Саймон поднес чашку к ее губам. Чашка фарфоровая, она из буфета наверху. Эви не может пить из этой чашки. Она покачала головой. Миссис Мур сказала:
– Выпей сейчас же.
Эви выпила. Чай был сладкий. Она терпеть не может сладкий чай.
Леди Вероника произнесла:
– Саймон, когда она допьет, расскажите ей. Я сейчас ухожу. Миссис Мур, я уверена, вы справитесь с Дотти вдвоем сегодня, потому что Эви нужно будет быть в другом месте.
Она спокойно ждала ответа. Эви переводила взгляд с одной на другую. Лица их были печальны, невыразимо печальны. И все такие печальные. Саймон сказал:
– Пей еще.
Миссис Мур произнесла:
– Конечно, миледи.
– Очень хорошо. Я приду снова через полчаса. – И она вышла из кухни.

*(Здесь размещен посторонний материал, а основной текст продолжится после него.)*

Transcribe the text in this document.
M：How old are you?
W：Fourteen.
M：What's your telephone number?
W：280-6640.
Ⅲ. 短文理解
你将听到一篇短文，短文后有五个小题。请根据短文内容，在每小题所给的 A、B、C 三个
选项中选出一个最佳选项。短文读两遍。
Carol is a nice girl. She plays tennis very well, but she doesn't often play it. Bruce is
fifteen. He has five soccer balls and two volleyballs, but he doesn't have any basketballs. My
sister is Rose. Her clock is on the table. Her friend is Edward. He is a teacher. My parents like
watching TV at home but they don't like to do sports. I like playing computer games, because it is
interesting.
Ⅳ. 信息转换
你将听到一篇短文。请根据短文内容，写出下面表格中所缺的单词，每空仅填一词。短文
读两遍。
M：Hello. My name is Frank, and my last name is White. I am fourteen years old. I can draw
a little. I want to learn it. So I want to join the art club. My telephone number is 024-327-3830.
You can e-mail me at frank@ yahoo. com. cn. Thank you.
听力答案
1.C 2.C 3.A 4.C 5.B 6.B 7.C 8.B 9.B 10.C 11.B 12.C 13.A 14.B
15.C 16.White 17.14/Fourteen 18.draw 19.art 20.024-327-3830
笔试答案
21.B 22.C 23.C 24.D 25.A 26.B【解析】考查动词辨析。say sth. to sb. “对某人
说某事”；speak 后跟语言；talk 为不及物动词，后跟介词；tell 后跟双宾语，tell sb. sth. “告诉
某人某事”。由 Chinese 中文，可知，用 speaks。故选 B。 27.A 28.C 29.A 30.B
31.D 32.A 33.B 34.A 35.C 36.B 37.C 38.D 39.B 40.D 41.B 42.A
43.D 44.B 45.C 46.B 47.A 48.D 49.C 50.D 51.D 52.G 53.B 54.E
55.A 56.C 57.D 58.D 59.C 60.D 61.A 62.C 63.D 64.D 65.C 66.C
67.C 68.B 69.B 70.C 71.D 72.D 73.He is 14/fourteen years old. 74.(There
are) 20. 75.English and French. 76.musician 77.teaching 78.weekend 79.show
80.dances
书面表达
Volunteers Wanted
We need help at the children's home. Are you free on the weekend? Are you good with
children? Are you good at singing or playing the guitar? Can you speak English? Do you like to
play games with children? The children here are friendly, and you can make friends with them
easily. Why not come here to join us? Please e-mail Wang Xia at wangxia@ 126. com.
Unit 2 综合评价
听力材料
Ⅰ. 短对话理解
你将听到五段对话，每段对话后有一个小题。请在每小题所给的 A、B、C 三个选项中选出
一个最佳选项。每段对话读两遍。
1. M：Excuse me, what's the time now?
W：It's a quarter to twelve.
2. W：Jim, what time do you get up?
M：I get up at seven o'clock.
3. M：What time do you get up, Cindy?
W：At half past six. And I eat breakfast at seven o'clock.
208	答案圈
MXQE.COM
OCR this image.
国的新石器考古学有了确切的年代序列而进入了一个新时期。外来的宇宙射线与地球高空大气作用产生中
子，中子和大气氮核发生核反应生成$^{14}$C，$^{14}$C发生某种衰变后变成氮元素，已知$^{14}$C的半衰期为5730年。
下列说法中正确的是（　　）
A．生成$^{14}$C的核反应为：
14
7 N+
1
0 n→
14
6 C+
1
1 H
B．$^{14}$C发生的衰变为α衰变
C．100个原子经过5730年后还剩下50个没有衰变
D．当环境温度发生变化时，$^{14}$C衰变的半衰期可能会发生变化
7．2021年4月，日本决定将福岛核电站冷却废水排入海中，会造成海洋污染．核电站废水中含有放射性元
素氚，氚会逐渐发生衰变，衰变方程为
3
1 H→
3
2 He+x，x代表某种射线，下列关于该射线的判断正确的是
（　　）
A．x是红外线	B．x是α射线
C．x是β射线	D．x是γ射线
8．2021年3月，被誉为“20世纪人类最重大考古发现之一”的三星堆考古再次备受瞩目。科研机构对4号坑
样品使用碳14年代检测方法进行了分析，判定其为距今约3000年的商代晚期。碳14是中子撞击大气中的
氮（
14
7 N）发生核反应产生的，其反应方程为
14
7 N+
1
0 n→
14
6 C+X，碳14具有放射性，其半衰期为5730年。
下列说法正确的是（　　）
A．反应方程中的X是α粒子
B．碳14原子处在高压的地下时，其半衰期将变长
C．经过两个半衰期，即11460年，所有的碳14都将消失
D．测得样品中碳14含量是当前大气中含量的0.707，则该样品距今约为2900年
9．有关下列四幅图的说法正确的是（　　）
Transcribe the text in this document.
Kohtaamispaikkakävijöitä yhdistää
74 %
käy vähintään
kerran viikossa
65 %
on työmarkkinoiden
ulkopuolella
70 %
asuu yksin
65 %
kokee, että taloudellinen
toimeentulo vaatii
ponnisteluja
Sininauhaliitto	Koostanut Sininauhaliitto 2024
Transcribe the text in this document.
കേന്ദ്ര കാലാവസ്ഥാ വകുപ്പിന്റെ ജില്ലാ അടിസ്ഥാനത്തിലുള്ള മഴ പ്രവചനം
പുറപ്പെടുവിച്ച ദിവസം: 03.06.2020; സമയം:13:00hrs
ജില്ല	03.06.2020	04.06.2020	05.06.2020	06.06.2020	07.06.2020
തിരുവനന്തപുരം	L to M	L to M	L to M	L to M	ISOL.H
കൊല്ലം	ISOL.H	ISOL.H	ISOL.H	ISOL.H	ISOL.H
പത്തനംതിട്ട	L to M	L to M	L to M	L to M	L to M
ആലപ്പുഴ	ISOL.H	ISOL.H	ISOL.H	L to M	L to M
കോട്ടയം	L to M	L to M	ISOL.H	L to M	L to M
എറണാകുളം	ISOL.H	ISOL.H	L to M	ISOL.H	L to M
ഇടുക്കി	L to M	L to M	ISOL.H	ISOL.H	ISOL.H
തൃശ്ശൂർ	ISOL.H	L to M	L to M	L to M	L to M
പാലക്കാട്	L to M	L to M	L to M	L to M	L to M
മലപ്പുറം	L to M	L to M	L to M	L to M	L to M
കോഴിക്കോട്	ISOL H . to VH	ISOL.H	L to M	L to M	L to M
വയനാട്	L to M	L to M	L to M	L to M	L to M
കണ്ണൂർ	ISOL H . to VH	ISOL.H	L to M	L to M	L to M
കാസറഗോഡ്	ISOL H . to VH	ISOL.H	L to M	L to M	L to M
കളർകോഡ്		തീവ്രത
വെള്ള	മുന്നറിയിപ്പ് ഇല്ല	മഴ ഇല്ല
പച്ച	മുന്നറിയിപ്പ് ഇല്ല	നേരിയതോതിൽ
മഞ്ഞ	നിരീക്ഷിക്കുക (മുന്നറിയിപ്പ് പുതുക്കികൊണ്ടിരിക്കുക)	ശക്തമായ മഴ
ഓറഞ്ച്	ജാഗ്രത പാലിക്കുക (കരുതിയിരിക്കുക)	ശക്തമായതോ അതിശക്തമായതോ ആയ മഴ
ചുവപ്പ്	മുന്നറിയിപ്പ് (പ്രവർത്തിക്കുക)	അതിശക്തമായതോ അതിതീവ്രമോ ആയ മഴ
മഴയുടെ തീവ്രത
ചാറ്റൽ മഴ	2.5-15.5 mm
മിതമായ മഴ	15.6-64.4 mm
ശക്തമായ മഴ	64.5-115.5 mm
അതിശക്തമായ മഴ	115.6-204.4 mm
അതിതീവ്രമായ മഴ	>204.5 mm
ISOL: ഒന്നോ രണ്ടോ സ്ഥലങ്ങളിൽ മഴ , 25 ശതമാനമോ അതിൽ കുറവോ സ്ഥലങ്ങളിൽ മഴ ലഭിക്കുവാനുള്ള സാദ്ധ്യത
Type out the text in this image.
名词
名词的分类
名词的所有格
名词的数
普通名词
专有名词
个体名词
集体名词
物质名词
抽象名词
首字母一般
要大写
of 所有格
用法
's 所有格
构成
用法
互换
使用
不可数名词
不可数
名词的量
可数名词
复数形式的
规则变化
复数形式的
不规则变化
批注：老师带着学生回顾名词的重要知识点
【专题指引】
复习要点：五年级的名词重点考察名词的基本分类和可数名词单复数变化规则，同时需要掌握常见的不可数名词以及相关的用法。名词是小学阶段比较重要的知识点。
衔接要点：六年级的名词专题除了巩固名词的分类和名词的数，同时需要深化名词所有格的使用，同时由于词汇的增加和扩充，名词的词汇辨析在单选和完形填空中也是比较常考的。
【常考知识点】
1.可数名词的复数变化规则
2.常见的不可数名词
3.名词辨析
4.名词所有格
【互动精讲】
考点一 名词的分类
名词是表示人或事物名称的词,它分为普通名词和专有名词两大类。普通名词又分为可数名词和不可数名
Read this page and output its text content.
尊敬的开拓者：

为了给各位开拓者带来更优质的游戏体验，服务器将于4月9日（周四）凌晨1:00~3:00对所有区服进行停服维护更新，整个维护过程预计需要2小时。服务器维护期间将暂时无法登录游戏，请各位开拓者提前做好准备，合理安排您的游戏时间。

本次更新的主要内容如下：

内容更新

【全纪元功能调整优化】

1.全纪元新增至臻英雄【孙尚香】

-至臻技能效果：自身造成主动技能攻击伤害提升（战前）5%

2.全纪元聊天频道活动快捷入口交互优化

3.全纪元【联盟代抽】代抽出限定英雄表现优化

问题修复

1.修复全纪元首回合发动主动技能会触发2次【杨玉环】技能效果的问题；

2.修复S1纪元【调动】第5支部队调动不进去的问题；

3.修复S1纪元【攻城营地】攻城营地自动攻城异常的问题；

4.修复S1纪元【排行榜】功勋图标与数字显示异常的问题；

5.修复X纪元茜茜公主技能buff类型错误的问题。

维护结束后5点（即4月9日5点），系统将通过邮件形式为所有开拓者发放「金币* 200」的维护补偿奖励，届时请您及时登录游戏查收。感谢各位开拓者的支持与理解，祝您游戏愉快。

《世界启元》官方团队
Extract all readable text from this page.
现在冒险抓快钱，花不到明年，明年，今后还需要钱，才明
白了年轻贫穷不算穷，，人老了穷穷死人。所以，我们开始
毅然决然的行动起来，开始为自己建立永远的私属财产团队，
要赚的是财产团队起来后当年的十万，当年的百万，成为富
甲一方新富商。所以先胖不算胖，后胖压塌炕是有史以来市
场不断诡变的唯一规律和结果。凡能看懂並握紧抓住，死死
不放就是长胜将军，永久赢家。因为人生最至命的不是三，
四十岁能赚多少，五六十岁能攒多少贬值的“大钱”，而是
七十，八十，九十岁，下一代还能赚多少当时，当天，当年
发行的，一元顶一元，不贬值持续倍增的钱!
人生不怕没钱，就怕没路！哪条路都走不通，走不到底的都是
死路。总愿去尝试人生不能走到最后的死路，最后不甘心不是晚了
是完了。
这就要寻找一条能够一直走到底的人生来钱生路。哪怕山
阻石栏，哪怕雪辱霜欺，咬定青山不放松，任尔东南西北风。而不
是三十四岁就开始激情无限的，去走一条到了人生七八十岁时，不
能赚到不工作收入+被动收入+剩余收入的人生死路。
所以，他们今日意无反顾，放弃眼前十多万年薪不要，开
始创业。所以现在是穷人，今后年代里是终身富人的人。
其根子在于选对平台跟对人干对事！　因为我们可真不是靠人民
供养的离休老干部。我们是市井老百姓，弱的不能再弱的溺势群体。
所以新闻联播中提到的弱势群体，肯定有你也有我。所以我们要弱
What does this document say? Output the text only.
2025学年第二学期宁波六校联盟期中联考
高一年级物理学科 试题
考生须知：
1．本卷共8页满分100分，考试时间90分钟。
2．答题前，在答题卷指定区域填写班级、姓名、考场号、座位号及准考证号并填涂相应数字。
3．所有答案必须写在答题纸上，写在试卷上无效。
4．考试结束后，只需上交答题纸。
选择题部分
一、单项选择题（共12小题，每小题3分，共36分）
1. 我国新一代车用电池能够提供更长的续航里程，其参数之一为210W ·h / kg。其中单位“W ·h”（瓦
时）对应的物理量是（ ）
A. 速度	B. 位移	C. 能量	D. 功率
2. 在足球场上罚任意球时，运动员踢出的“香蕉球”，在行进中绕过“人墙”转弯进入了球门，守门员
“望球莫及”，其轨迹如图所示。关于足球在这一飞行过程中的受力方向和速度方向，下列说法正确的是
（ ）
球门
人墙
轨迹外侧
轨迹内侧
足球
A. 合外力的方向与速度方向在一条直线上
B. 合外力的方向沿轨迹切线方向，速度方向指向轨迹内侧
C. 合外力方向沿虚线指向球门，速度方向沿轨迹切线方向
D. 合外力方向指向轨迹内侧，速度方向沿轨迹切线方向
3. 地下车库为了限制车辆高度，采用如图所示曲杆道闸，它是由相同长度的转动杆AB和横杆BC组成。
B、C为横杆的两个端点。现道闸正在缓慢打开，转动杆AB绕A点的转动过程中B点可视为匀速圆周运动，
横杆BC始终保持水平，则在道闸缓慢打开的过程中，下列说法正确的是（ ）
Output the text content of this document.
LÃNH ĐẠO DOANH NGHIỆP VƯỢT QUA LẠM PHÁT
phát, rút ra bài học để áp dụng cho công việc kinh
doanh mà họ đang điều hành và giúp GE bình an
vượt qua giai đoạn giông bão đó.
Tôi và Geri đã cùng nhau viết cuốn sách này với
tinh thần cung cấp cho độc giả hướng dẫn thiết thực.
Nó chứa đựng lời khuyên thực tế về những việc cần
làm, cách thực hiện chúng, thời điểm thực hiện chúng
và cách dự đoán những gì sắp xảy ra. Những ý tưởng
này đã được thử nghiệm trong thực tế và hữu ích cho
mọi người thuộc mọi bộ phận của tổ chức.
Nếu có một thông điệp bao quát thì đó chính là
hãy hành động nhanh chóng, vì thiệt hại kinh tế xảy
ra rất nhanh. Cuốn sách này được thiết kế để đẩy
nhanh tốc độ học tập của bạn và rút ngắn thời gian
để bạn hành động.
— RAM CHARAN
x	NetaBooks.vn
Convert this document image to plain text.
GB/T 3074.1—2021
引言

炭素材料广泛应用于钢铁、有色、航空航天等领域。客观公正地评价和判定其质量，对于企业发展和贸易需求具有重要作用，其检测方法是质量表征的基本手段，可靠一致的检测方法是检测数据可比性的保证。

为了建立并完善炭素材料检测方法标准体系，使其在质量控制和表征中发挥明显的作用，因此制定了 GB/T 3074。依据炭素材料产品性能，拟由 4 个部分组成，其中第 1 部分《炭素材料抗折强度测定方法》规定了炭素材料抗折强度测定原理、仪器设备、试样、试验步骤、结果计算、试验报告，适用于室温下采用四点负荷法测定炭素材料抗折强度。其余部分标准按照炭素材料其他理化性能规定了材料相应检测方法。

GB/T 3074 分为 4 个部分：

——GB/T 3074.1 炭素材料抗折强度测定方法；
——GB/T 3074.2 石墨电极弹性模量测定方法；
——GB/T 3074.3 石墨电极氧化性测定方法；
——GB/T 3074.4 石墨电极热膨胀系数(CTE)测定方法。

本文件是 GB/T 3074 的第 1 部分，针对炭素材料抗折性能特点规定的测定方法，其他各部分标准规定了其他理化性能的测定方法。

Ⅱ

Чай был сладкий. Она рыгнула.
– Пей, – в голосе его была железная твердость. Когда чашка наполовину опустела, Эви затрясла головой, не сводя с него глаз. Он кивнул. Губы его по-прежнему дрожали.
– Папа? – спросила она.
– Он в больнице. Нога сломана.
Облегчение разлилось по телу. Просто сломана нога, и все, а больше ничего, все остальное в порядке. Но ничего не было в порядке. Она ясно это поняла, потому что Сай был таким печальным, таким запредельно печальным. Она это поняла, потому что все остальные тоже были такими же печальными. Саймон взял в ладони ее лицо и приблизился к ней. Она спросила:
– Джек?
– Джек в порядке. Тимми погиб.
Он произнес эти слова очень быстро, как будто это могло помочь. Его руки обнимали ее, он крепко-крепко держал ее, не давая упасть с табуретки, потому что в теле у нее больше не было костей, а вокруг стало темно, так тихо и темно.
Леди Вероника настаивала, чтобы взяли ее коляску. Саймону дали выходной, чтобы он мог отвезти Эви. А ей казалось, будто она плывет куда-то над землей, просто плывет, а вокруг что-то черное заливает ее снова и снова. Саймон что-то негромко пел ей, но она не знала, что это было. Просто он здесь, она знала это, он с ней, и она вцепилась в него так, чтобы он никуда больше от нее не ушел.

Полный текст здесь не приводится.